Pam Johnson, Maura Dooley, Jack Underwood. Photographs by Greg Freeman
I’m delighted to have a poem in a new anthology, Lookout, Edited by Tamar Yoseloff, which was launched during Poetry in Aldeburgh and also had a London launch last Friday.
The week after the festival I was invited by a book group in Cambridge to be their guest at the meeting where they discussed my third novel, Taking In Water. This was such a privilege to hear what attentive readers had to say about my book. It’s wonderful the way in which a story takes on its own life. They asked searching questions about characters and where ideas had come from. I’d looked through my box of early research and surprised myself when I found a newspaper cutting that I’d clipped in 1999, way before I’d starting writing the story. It was a full-page photograph showing a hotel that was in danger of falling into the sea. Along the margin I’d written, No. 3 – A person living on the edge? A reminder to myself that if you follow a simple question, other questions will suggest themselves. From that first scribble a story of nearly 80,000 words grew.

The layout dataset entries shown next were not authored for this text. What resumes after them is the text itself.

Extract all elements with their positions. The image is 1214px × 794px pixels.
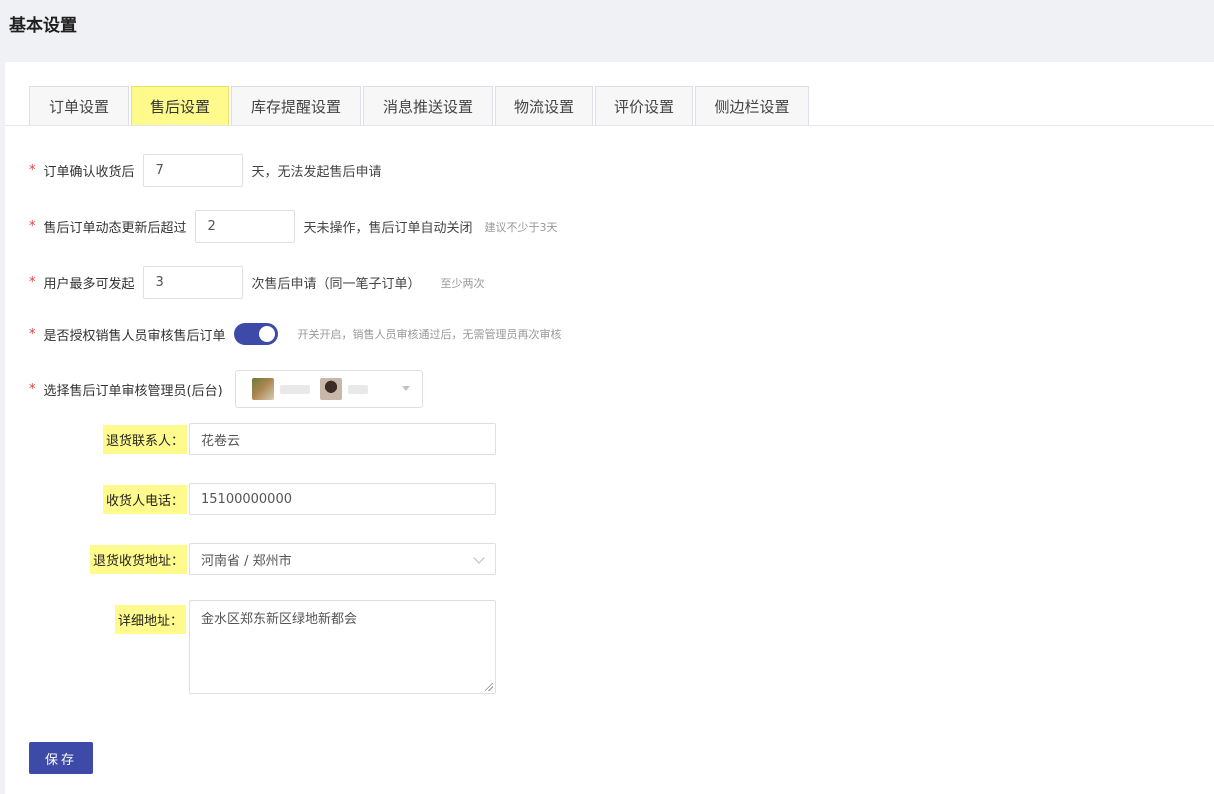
- return-address-label: 退货收货地址：: [90, 544, 188, 574]
- settings-tabs: 订单设置 售后设置 库存提醒设置 消息推送设置 物流设置 评价设置 侧边栏设置: [29, 86, 811, 126]
- chevron-down-icon: [473, 552, 485, 564]
- return-contact-label: 退货联系人：: [103, 424, 188, 454]
- tab-order-settings[interactable]: 订单设置: [29, 86, 129, 126]
- manager-chip: [319, 378, 368, 400]
- detail-address-label: 详细地址：: [115, 604, 187, 634]
- page-title: 基本设置: [9, 16, 77, 36]
- return-address-select[interactable]: 河南省 / 郑州市: [189, 543, 496, 575]
- required-mark: *: [29, 219, 36, 234]
- tab-sidebar-settings[interactable]: 侧边栏设置: [695, 86, 809, 126]
- required-mark: *: [29, 163, 36, 178]
- return-contact-label-wrap: 退货联系人：: [103, 424, 188, 454]
- caret-down-icon: [401, 386, 410, 391]
- auto-close-hint: 建议不少于3天: [484, 220, 558, 234]
- detail-address-value: 金水区郑东新区绿地新都会: [201, 612, 358, 627]
- detail-address-label-wrap: 详细地址：: [115, 604, 187, 634]
- tab-stock-reminder-settings[interactable]: 库存提醒设置: [231, 86, 361, 126]
- tab-message-push-settings[interactable]: 消息推送设置: [363, 86, 493, 126]
- max-requests-input[interactable]: 3: [142, 266, 243, 299]
- receiver-phone-label-wrap: 收货人电话：: [103, 484, 188, 514]
- confirm-receipt-label: 订单确认收货后: [43, 165, 135, 180]
- confirm-receipt-days-input[interactable]: 7: [142, 154, 243, 187]
- auto-close-label: 售后订单动态更新后超过: [43, 221, 187, 236]
- redacted-name: [347, 384, 368, 394]
- max-requests-hint: 至少两次: [440, 276, 485, 290]
- max-requests-label: 用户最多可发起: [43, 277, 135, 292]
- auto-close-row: * 售后订单动态更新后超过 2 天未操作，售后订单自动关闭 建议不少于3天: [29, 210, 558, 243]
- max-requests-row: * 用户最多可发起 3 次售后申请（同一笔子订单） 至少两次: [29, 266, 485, 299]
- authorize-sales-hint: 开关开启，销售人员审核通过后，无需管理员再次审核: [297, 328, 562, 341]
- return-address-label-wrap: 退货收货地址：: [90, 544, 188, 574]
- save-button[interactable]: 保存: [29, 742, 93, 774]
- page-header: 基本设置: [0, 0, 1214, 62]
- manager-select-label: 选择售后订单审核管理员(后台): [43, 383, 223, 399]
- authorize-sales-label: 是否授权销售人员审核售后订单: [43, 328, 226, 344]
- return-address-value: 河南省 / 郑州市: [201, 553, 292, 569]
- toggle-knob: [258, 326, 275, 342]
- avatar: [251, 378, 274, 400]
- tab-after-sales-settings[interactable]: 售后设置: [131, 86, 229, 126]
- manager-select[interactable]: [234, 370, 423, 408]
- tab-logistics-settings[interactable]: 物流设置: [495, 86, 593, 126]
- authorize-sales-row: * 是否授权销售人员审核售后订单 开关开启，销售人员审核通过后，无需管理员再次审…: [29, 323, 562, 345]
- manager-select-row: * 选择售后订单审核管理员(后台): [29, 370, 423, 408]
- required-mark: *: [29, 381, 36, 397]
- detail-address-textarea[interactable]: 金水区郑东新区绿地新都会: [189, 600, 496, 694]
- tab-review-settings[interactable]: 评价设置: [595, 86, 693, 126]
- receiver-phone-label: 收货人电话：: [103, 484, 188, 514]
- required-mark: *: [29, 275, 36, 290]
- receiver-phone-input[interactable]: 15100000000: [189, 483, 496, 515]
- auto-close-days-input[interactable]: 2: [194, 210, 295, 243]
- tabs-divider: [5, 125, 1214, 126]
- auto-close-suffix: 天未操作，售后订单自动关闭: [303, 221, 473, 236]
- required-mark: *: [29, 326, 36, 342]
- authorize-sales-toggle[interactable]: [233, 323, 278, 345]
- manager-chip: [251, 378, 310, 400]
- redacted-name: [279, 384, 310, 394]
- return-contact-input[interactable]: 花卷云: [189, 423, 496, 455]
- resize-handle-icon[interactable]: [485, 683, 493, 691]
- confirm-receipt-suffix: 天，无法发起售后申请: [251, 165, 382, 180]
- settings-card: 订单设置 售后设置 库存提醒设置 消息推送设置 物流设置 评价设置 侧边栏设置 …: [5, 62, 1214, 794]
- max-requests-suffix: 次售后申请（同一笔子订单）: [251, 277, 421, 292]
- avatar: [319, 378, 342, 400]
- confirm-receipt-row: * 订单确认收货后 7 天，无法发起售后申请: [29, 154, 382, 187]
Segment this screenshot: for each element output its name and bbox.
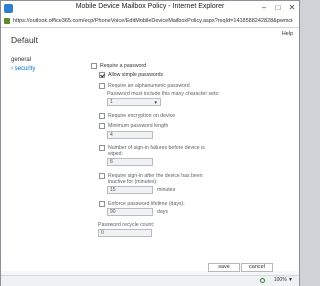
inactive-input[interactable]: 15 — [107, 186, 153, 194]
require-encryption-label: Require encryption on device — [108, 113, 176, 119]
lifetime-label: Enforce password lifetime (days): — [108, 201, 185, 207]
inactive-unit: minutes — [157, 187, 176, 193]
min-length-label: Minimum password length — [108, 123, 169, 129]
zoom-icon[interactable] — [260, 278, 265, 283]
failures-checkbox[interactable] — [99, 145, 105, 151]
failures-input[interactable]: 8 — [107, 158, 153, 166]
minimize-icon[interactable]: – — [257, 2, 271, 14]
char-sets-value: 1 — [110, 99, 113, 105]
cancel-button[interactable]: cancel — [241, 263, 273, 272]
title-bar: Mobile Device Mailbox Policy - Internet … — [1, 1, 299, 17]
status-bar: 100% ▼ — [1, 275, 299, 286]
inactive-checkbox[interactable] — [99, 173, 105, 179]
allow-simple-label: Allow simple passwords — [108, 72, 164, 78]
min-length-input[interactable]: 4 — [107, 131, 153, 139]
nav-item-general[interactable]: general — [11, 57, 31, 63]
recycle-label: Password recycle count: — [98, 222, 155, 228]
require-password-label: Require a password — [100, 63, 147, 69]
require-encryption-checkbox[interactable] — [99, 113, 105, 119]
lifetime-input[interactable]: 90 — [107, 208, 153, 216]
dialog-content: Default Help general › security Require … — [1, 28, 299, 271]
page-icon — [4, 18, 10, 24]
inactive-label-line2: inactive for (minutes): — [108, 179, 158, 185]
page-title: Default — [11, 35, 38, 45]
failures-label-line2: wiped: — [108, 151, 123, 157]
url-text[interactable]: https://outlook.office365.com/ecp/PhoneV… — [13, 17, 293, 26]
close-icon[interactable]: ✕ — [285, 2, 299, 14]
nav-item-security-label: security — [14, 66, 36, 72]
nav-item-security[interactable]: › security — [11, 66, 35, 72]
require-password-checkbox[interactable] — [91, 63, 97, 69]
zoom-level[interactable]: 100% ▼ — [274, 277, 293, 283]
zoom-dropdown-icon: ▼ — [288, 277, 293, 283]
zoom-value: 100% — [273, 277, 287, 283]
maximize-icon[interactable]: □ — [271, 2, 285, 14]
allow-simple-checkbox[interactable] — [99, 72, 105, 78]
lifetime-checkbox[interactable] — [99, 201, 105, 207]
char-sets-select[interactable]: 1 ▼ — [107, 98, 161, 106]
browser-window: Mobile Device Mailbox Policy - Internet … — [0, 0, 300, 286]
require-alphanumeric-checkbox[interactable] — [99, 83, 105, 89]
char-sets-label: Password must include this many characte… — [107, 91, 220, 97]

I’ve since had two more invitations to guest at book groups in 2017. It’s daunting but also fascinating.
Throughout the month I’ve been getting to know the work of my new students on the MA at Goldsmiths. It’s exciting to work with a writer at the start of novel. As well as steering the writer it’s a way of reminding oneself about how a novel gets written - more asking of questions. A bit like being a detective, you follow your curiosity. So much of a first draft is done in the dark, feeling your way.
Always mindful of keeping a balance between output and input, last week I did a workshop with visiting New Zealand poet, Bill Manhire. A fun day in which we explored the value of following the unplanned, the mistakes you make in drafting – where might they lead? Too much planning can shut things down. He offered this quote from Grace Paley, “Remain open and ignorant.” Not a bad mantra to take into December, to keep asking questions.